Bagi Fadhillah Firza, yang lahir di Pekanbaru, 4 Desember 1986 ini, acara Kenduri Pantun Dunia itu membawa berkah pula. Pasalnya, Kepala Dinas Pariwisata Riau, Drs Yoserizal Zen yang hadir dalam acara tersebut usai acara langsung menawari Fadhil bekerja di instansi yang dipimpinnya.
”Alhamdulillah, Fadhil sudah diberi SK sebagai pegawai honorer di Dinas Pariwisata Riau. Pokoknya jalani aja dulu,” ucap Fadhil yang Sarjana Kimia lulusan Universitas Riau ini.
Berpantun Warisan dari Ayah
Firdaus -abang kandung sastrawan Fakhrunnas,MA Jabbar- merupakan putra keempat dari pasangan Alm. Buya Mansur Abdul Jabbar- Almh. Hj. Aminsuri Wahidy yang dilahirkan di Airtiris, 28 Juni 1954. Darah seni -termasuk berpantun- memang
turun dari sang Ayah.
”Dulu saya sering melihat Alm. Ayah, Mansur Abdul Jabbar yang membuat pantun untuk dalam sambutan Gubernur Riau, Imam Munandar -masa itu.. Kemudian, sewaktu saya bekerja di Kantor Deppen Kota Pekanbaru dan Provinsi Riau dahulu juga sering diminta Kakandep dan Kakanwil untuk membuat pantun dalam naskah pidato,” tutur Firdaus.
Selanjutnya, kata lelaki yang jago main musik dan ahli bengkel motor ini, setelah dia pindah kerja sebagai pegawai Disbudpar Kota Pelanbaru sekitar tahun 2000an, sering pula diminta membuat pidato Walikota Pekanbaru khususnya bidang kebudayaan dan pariwisata.
”Jadi akhirnya saya betul-betul tertarik berpantun. Alhamdulillah bakat berpantun ini diwarisi pula oleh anak saya, Fadhil,. Jadi sejak Februari 2016, setelah pensiun, kegiatan berpantun ini sudah jadi profesi, ” ujar lelaki yang beristrikan Zaidar Umar dan sama-sama memimpin Grup Musik ‘Annida’ yang sering diundang mengisi acara kesenian atau tampil dalam acara pesta pernikahsn dan sejenisnya.
Firdaus menceritakan pengalaman dalam kegiatan berpantun baik di dalam msupun luar negeri di antaranya mengikuti iven Temasya Pantun Melayu Serumpun tahun 2010 di Melaka, Malaysia.
Sering Diundang Berpantun
Kini dua beranak, Firdaus dan Fadhil dikenal sebagai jagoan berpantun yang serong mengisi acara prosesi pernikahan tradisi Melayu di Riau.

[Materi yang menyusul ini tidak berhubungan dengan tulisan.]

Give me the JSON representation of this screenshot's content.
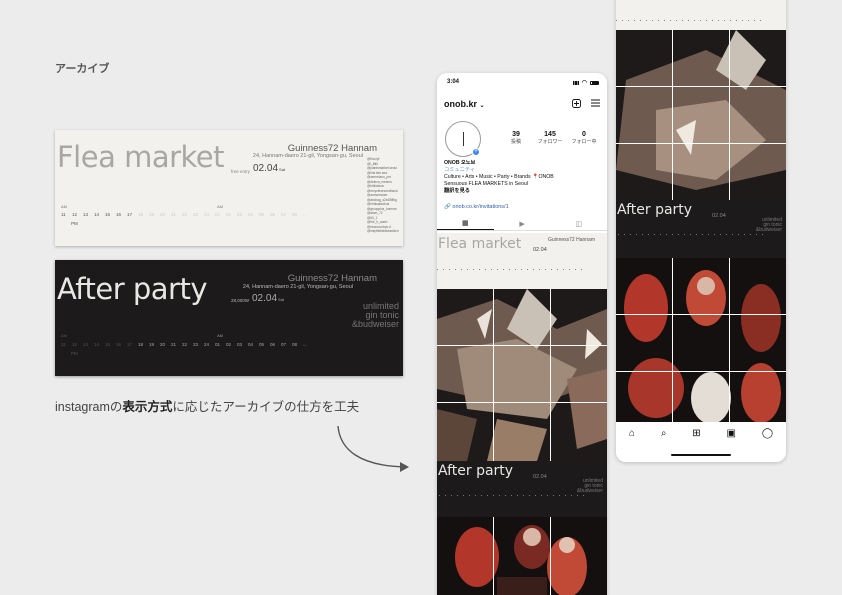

Mereka sering diundang oleh pejabat dan tokoh masyarakat untuk mengidi acara yang didominasi pantun.
”Kegiatan berpantun kini cukup membanggakan. Setiap kegiatan acara meminang, hantaran belanja, menyibak kain pintu dan lain lain, masyarakat Riau selalu memakai jasa para pemantun, walaupun mereka bukan penduduk asli atau bukan penduduk tempatan,” komentar Fadhillah Firza.
Sementara Firdaus mengungkapkan, dirinya juga bangga dapat melestarikan pantun sebagai tradisi lisan Melayu. Pantun merupakan suatu tradisi yg digunakan utk menyampaikan sesuatu dengan santun. Hal yang juga merasa tertarik berpantun karena anak muda sudah jarang mampu berpantun secara
Sehubungan diakuinya pantun sebagai Warisan Dunia Tak Benda, Firdaus dan Fadhil mengatakan mereks
sebagai insan pantun merasa sangat senang dan bahagia.
”Kita harus berbangga dengan pantun. Karena Riau dan Kepri merupakan dua wilayah yang sangat kuat tradisi pantunnya, ujar Firdaus.